Figure 4Social contagion of gambling abstinence via abstinent gamblers in the online self-help group. Blue nodes indicate abstinent gamblers who have been abstinent for at least three years, whereas yellow nodes indicate non-abstinent gamblers. The blue edges show the abstinent-contagious relationship of a gambler who became abstinent before talking to another gambler who later became abstinent. The yellow edges indicate noncontagious relationships. The number of abstinent gamblers who received comments from other gamblers 4.5 years later and 11.5 years later were 53 and 161, respectively. The number of non-abstinent gamblers who received comments from other gamblers 4.5 years later and 11.5 years later were 454 and 928, respectively. The time periods to receive comments were limited to the first three years of participation in the forums in this study.

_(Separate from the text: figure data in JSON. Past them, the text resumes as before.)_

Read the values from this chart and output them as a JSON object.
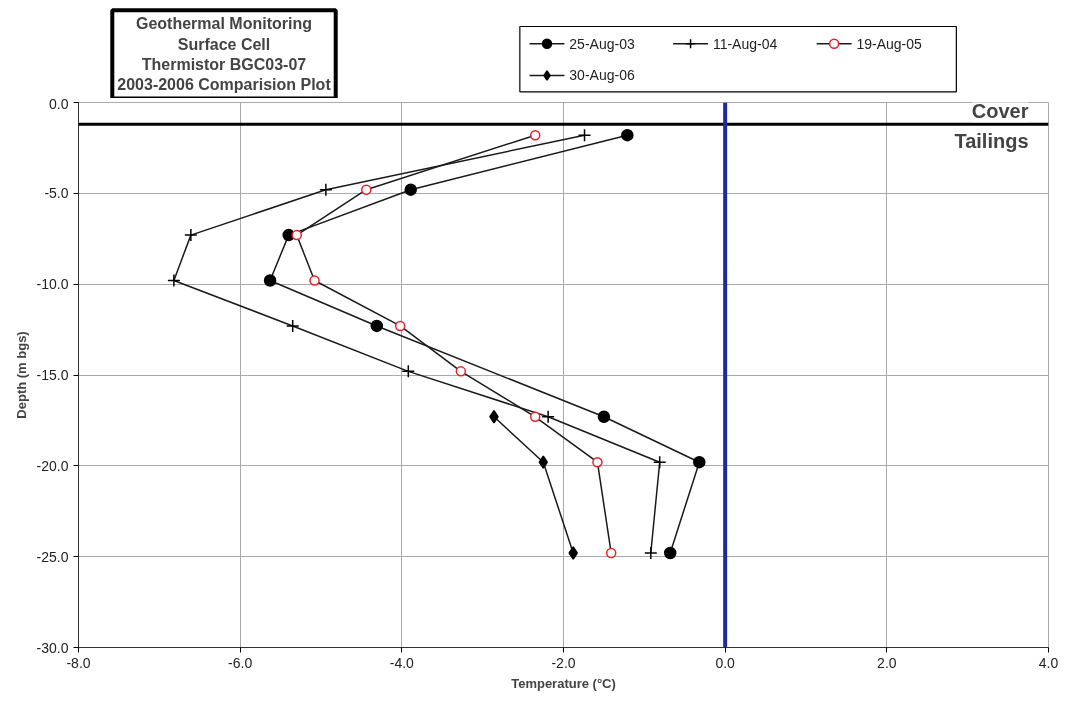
{
  "chart_data": {
    "type": "line",
    "title": "Geothermal Monitoring\nSurface Cell\nThermistor BGC03-07\n2003-2006 Comparision Plot",
    "xlabel": "Temperature (°C)",
    "ylabel": "Depth (m bgs)",
    "xlim": [
      -8,
      4
    ],
    "xticks": [
      {
        "value": -8,
        "label": "-8.0"
      },
      {
        "value": -6,
        "label": "-6.0"
      },
      {
        "value": -4,
        "label": "-4.0"
      },
      {
        "value": -2,
        "label": "-2.0"
      },
      {
        "value": 0,
        "label": "0.0"
      },
      {
        "value": 2,
        "label": "2.0"
      },
      {
        "value": 4,
        "label": "4.0"
      }
    ],
    "ylim": [
      -30,
      0
    ],
    "yticks": [
      {
        "value": -30,
        "label": "-30.0"
      },
      {
        "value": -25,
        "label": "-25.0"
      },
      {
        "value": -20,
        "label": "-20.0"
      },
      {
        "value": -15,
        "label": "-15.0"
      },
      {
        "value": -10,
        "label": "-10.0"
      },
      {
        "value": -5,
        "label": "-5.0"
      },
      {
        "value": 0,
        "label": "0.0"
      }
    ],
    "grid": true,
    "legend": "top",
    "line_style": "solid",
    "series": [
      {
        "name": "25-Aug-03",
        "color": "#000000",
        "marker": "circle",
        "x": [
          -1.21,
          -3.89,
          -5.4,
          -5.63,
          -4.31,
          -1.5,
          -0.32,
          -0.68
        ],
        "values": [
          -1.8,
          -4.8,
          -7.3,
          -9.8,
          -12.3,
          -17.3,
          -19.8,
          -24.8
        ]
      },
      {
        "name": "11-Aug-04",
        "color": "#000000",
        "marker": "cross",
        "x": [
          -1.74,
          -4.94,
          -6.61,
          -6.82,
          -5.35,
          -3.92,
          -2.19,
          -0.81,
          -0.92
        ],
        "values": [
          -1.8,
          -4.8,
          -7.3,
          -9.8,
          -12.3,
          -14.8,
          -17.3,
          -19.8,
          -24.8
        ]
      },
      {
        "name": "19-Aug-05",
        "color": "#e8202a",
        "marker": "circle_open",
        "x": [
          -2.35,
          -4.44,
          -5.3,
          -5.08,
          -4.02,
          -3.27,
          -2.35,
          -1.58,
          -1.41
        ],
        "values": [
          -1.8,
          -4.8,
          -7.3,
          -9.8,
          -12.3,
          -14.8,
          -17.3,
          -19.8,
          -24.8
        ]
      },
      {
        "name": "30-Aug-06",
        "color": "#000000",
        "marker": "diamond",
        "x": [
          -2.86,
          -2.25,
          -1.88
        ],
        "values": [
          -17.3,
          -19.8,
          -24.8
        ]
      }
    ],
    "ref_lines": [
      {
        "axis": "y",
        "value": -1.2,
        "color": "#000000"
      },
      {
        "axis": "x",
        "value": 0,
        "color": "#1f2a9c"
      }
    ],
    "annotations": [
      "Cover",
      "Tailings"
    ]
  }
}
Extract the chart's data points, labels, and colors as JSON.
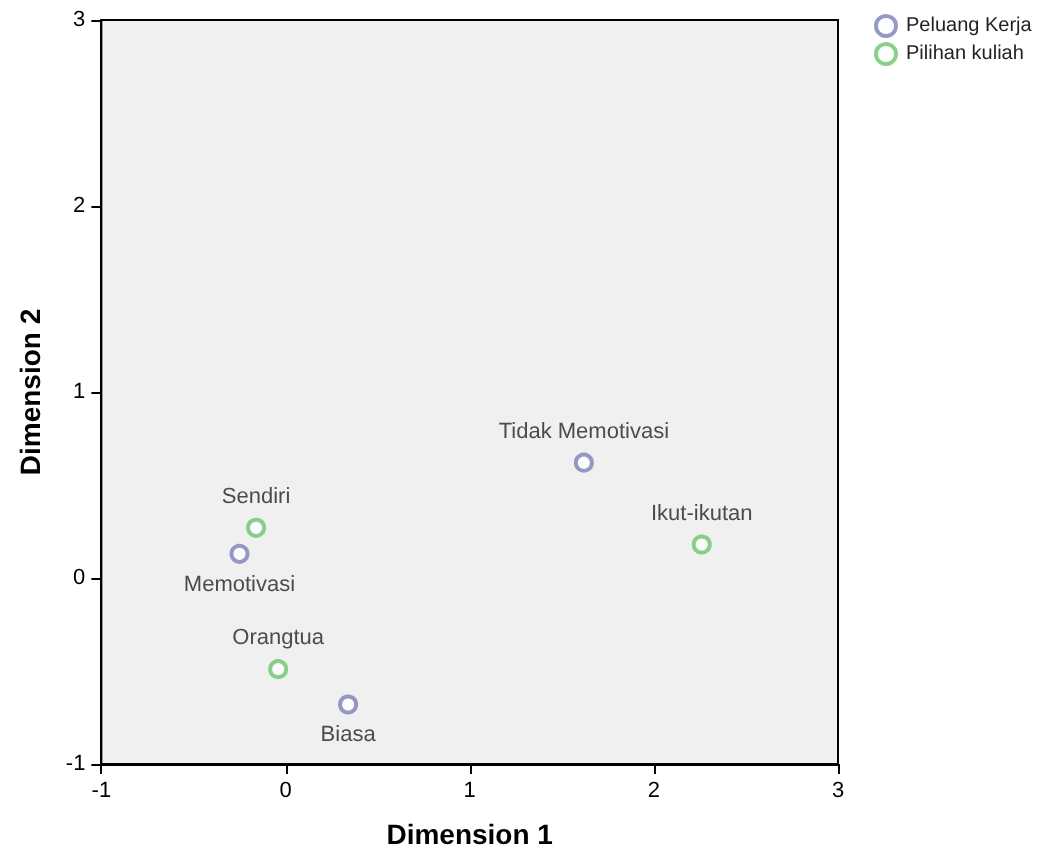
{
  "chart_data": {
    "type": "scatter",
    "xlabel": "Dimension 1",
    "ylabel": "Dimension 2",
    "xlim": [
      -1,
      3
    ],
    "xticks": [
      -1,
      0,
      1,
      2,
      3
    ],
    "ylim": [
      -1,
      3
    ],
    "yticks": [
      -1,
      0,
      1,
      2,
      3
    ],
    "grid": false,
    "legend": "top right",
    "marker": "circle",
    "series": [
      {
        "name": "Peluang Kerja",
        "color": "#7c80b8",
        "x": [
          1.62,
          -0.25,
          0.34
        ],
        "values": [
          0.62,
          0.13,
          -0.68
        ],
        "value_labels": [
          "Tidak Memotivasi",
          "Memotivasi",
          "Biasa"
        ]
      },
      {
        "name": "Pilihan kuliah",
        "color": "#6cc46c",
        "x": [
          2.26,
          -0.16,
          -0.04
        ],
        "values": [
          0.18,
          0.27,
          -0.49
        ],
        "value_labels": [
          "Ikut-ikutan",
          "Sendiri",
          "Orangtua"
        ]
      }
    ]
  }
}
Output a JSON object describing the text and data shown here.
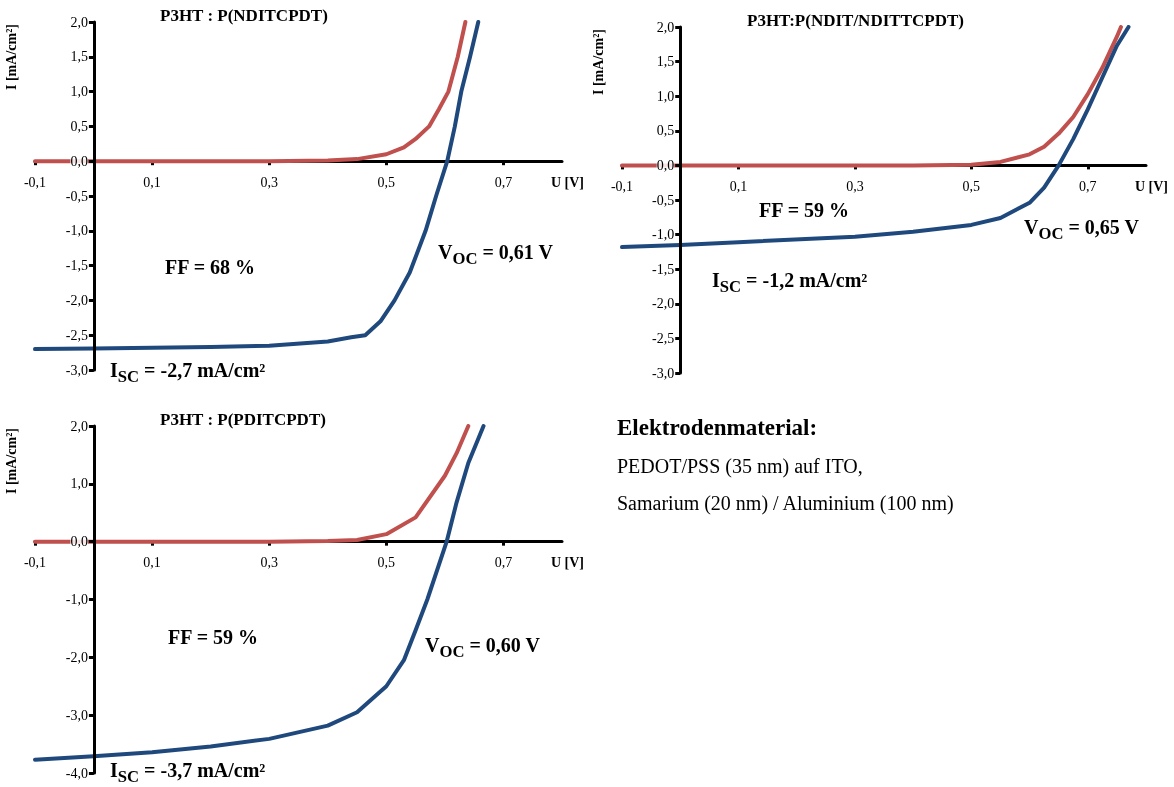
{
  "chart_data": [
    {
      "type": "line",
      "title": "P3HT : P(NDITCPDT)",
      "xlabel": "U [V]",
      "ylabel": "I [mA/cm²]",
      "marker": "none",
      "line_style": "solid",
      "xlim": [
        -0.1,
        0.8
      ],
      "xticks": [
        {
          "value": -0.1,
          "label": "-0,1"
        },
        {
          "value": 0.1,
          "label": "0,1"
        },
        {
          "value": 0.3,
          "label": "0,3"
        },
        {
          "value": 0.5,
          "label": "0,5"
        },
        {
          "value": 0.7,
          "label": "0,7"
        }
      ],
      "ylim": [
        -3,
        2
      ],
      "yticks": [
        {
          "value": -3,
          "label": "-3,0"
        },
        {
          "value": -2.5,
          "label": "-2,5"
        },
        {
          "value": -2,
          "label": "-2,0"
        },
        {
          "value": -1.5,
          "label": "-1,5"
        },
        {
          "value": -1,
          "label": "-1,0"
        },
        {
          "value": -0.5,
          "label": "-0,5"
        },
        {
          "value": 0,
          "label": "0,0"
        },
        {
          "value": 0.5,
          "label": "0,5"
        },
        {
          "value": 1,
          "label": "1,0"
        },
        {
          "value": 1.5,
          "label": "1,5"
        },
        {
          "value": 2,
          "label": "2,0"
        }
      ],
      "series": [
        {
          "color": "#c0504d",
          "x": [
            -0.1,
            0.3,
            0.4,
            0.45,
            0.5,
            0.53,
            0.55,
            0.573,
            0.59,
            0.606,
            0.622,
            0.635
          ],
          "values": [
            0,
            0,
            0.01,
            0.03,
            0.1,
            0.2,
            0.32,
            0.5,
            0.75,
            1.0,
            1.5,
            2.0
          ]
        },
        {
          "color": "#1f497d",
          "x": [
            -0.1,
            0,
            0.1,
            0.2,
            0.3,
            0.4,
            0.44,
            0.464,
            0.49,
            0.514,
            0.54,
            0.567,
            0.585,
            0.604,
            0.617,
            0.628,
            0.643,
            0.657
          ],
          "values": [
            -2.7,
            -2.69,
            -2.68,
            -2.67,
            -2.65,
            -2.59,
            -2.53,
            -2.5,
            -2.3,
            -2.0,
            -1.6,
            -1.0,
            -0.5,
            0,
            0.5,
            1.0,
            1.5,
            2.0
          ]
        }
      ],
      "annotations": [
        "FF = 68 %",
        "V$_{OC}$ = 0,61 V",
        "I$_{SC}$ = -2,7 mA/cm²"
      ]
    },
    {
      "type": "line",
      "title": "P3HT:P(NDIT/NDITTCPDT)",
      "xlabel": "U [V]",
      "ylabel": "I [mA/cm²]",
      "marker": "none",
      "line_style": "solid",
      "xlim": [
        -0.1,
        0.8
      ],
      "xticks": [
        {
          "value": -0.1,
          "label": "-0,1"
        },
        {
          "value": 0.1,
          "label": "0,1"
        },
        {
          "value": 0.3,
          "label": "0,3"
        },
        {
          "value": 0.5,
          "label": "0,5"
        },
        {
          "value": 0.7,
          "label": "0,7"
        }
      ],
      "ylim": [
        -3,
        2
      ],
      "yticks": [
        {
          "value": -3,
          "label": "-3,0"
        },
        {
          "value": -2.5,
          "label": "-2,5"
        },
        {
          "value": -2,
          "label": "-2,0"
        },
        {
          "value": -1.5,
          "label": "-1,5"
        },
        {
          "value": -1,
          "label": "-1,0"
        },
        {
          "value": -0.5,
          "label": "-0,5"
        },
        {
          "value": 0,
          "label": "0,0"
        },
        {
          "value": 0.5,
          "label": "0,5"
        },
        {
          "value": 1,
          "label": "1,0"
        },
        {
          "value": 1.5,
          "label": "1,5"
        },
        {
          "value": 2,
          "label": "2,0"
        }
      ],
      "series": [
        {
          "color": "#c0504d",
          "x": [
            -0.1,
            0.4,
            0.5,
            0.55,
            0.6,
            0.625,
            0.65,
            0.675,
            0.7,
            0.725,
            0.75,
            0.757
          ],
          "values": [
            0,
            0,
            0.01,
            0.05,
            0.16,
            0.27,
            0.46,
            0.7,
            1.03,
            1.41,
            1.86,
            2.0
          ]
        },
        {
          "color": "#1f497d",
          "x": [
            -0.1,
            0,
            0.1,
            0.3,
            0.4,
            0.5,
            0.55,
            0.6,
            0.625,
            0.65,
            0.675,
            0.7,
            0.725,
            0.75,
            0.77
          ],
          "values": [
            -1.18,
            -1.15,
            -1.11,
            -1.03,
            -0.96,
            -0.86,
            -0.76,
            -0.54,
            -0.32,
            0,
            0.38,
            0.81,
            1.27,
            1.73,
            2.0
          ]
        }
      ],
      "annotations": [
        "FF = 59 %",
        "V$_{OC}$ = 0,65 V",
        "I$_{SC}$ = -1,2 mA/cm²"
      ]
    },
    {
      "type": "line",
      "title": "P3HT : P(PDITCPDT)",
      "xlabel": "U [V]",
      "ylabel": "I [mA/cm²]",
      "marker": "none",
      "line_style": "solid",
      "xlim": [
        -0.1,
        0.8
      ],
      "xticks": [
        {
          "value": -0.1,
          "label": "-0,1"
        },
        {
          "value": 0.1,
          "label": "0,1"
        },
        {
          "value": 0.3,
          "label": "0,3"
        },
        {
          "value": 0.5,
          "label": "0,5"
        },
        {
          "value": 0.7,
          "label": "0,7"
        }
      ],
      "ylim": [
        -4,
        2
      ],
      "yticks": [
        {
          "value": -4,
          "label": "-4,0"
        },
        {
          "value": -3,
          "label": "-3,0"
        },
        {
          "value": -2,
          "label": "-2,0"
        },
        {
          "value": -1,
          "label": "-1,0"
        },
        {
          "value": 0,
          "label": "0,0"
        },
        {
          "value": 1,
          "label": "1,0"
        },
        {
          "value": 2,
          "label": "2,0"
        }
      ],
      "series": [
        {
          "color": "#c0504d",
          "x": [
            -0.1,
            0.3,
            0.4,
            0.45,
            0.5,
            0.55,
            0.6,
            0.62,
            0.64
          ],
          "values": [
            0,
            0,
            0.01,
            0.03,
            0.13,
            0.42,
            1.14,
            1.53,
            2.0
          ]
        },
        {
          "color": "#1f497d",
          "x": [
            -0.1,
            0,
            0.1,
            0.2,
            0.3,
            0.4,
            0.45,
            0.5,
            0.53,
            0.55,
            0.57,
            0.603,
            0.62,
            0.64,
            0.666
          ],
          "values": [
            -3.77,
            -3.71,
            -3.64,
            -3.54,
            -3.41,
            -3.18,
            -2.95,
            -2.5,
            -2.05,
            -1.53,
            -1.0,
            0,
            0.68,
            1.36,
            2.0
          ]
        }
      ],
      "annotations": [
        "FF = 59 %",
        "V$_{OC}$ = 0,60 V",
        "I$_{SC}$ = -3,7 mA/cm²"
      ]
    },
    {
      "type": "other",
      "title": "Elektrodenmaterial:",
      "annotations": [
        "PEDOT/PSS (35 nm) auf ITO,",
        "Samarium (20 nm) / Aluminium (100 nm)"
      ]
    }
  ]
}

Figure 5Social contagion of gambling abstinence via abstinent peers and received comments in online self-help forums. (A) Social contagion of gambling abstinence via abstinent peers. (B). Social contagion of gambling abstinence via received comments. The red dots are the observed probabilities, and the blue shapes are kernel density estimations of the underlying distribution of simulation results. The simulation results of A and B were obtained from 1000 simulations.
Figure 6Differences in social contagion of gambling abstinence among comment categories. (A) Rejective comment networks, (B) Acceptive comment networks, (C). Neutral comment networks, (D). Sustain comment networks, (E). Change comment networks, (F). General comment networks. The red dots are the observed probabilities, and the blue shapes are kernel density estimations of the underlying distribution of simulation results. The simulation results of A, B, C, D, E and F were obtained from 1000 simulations.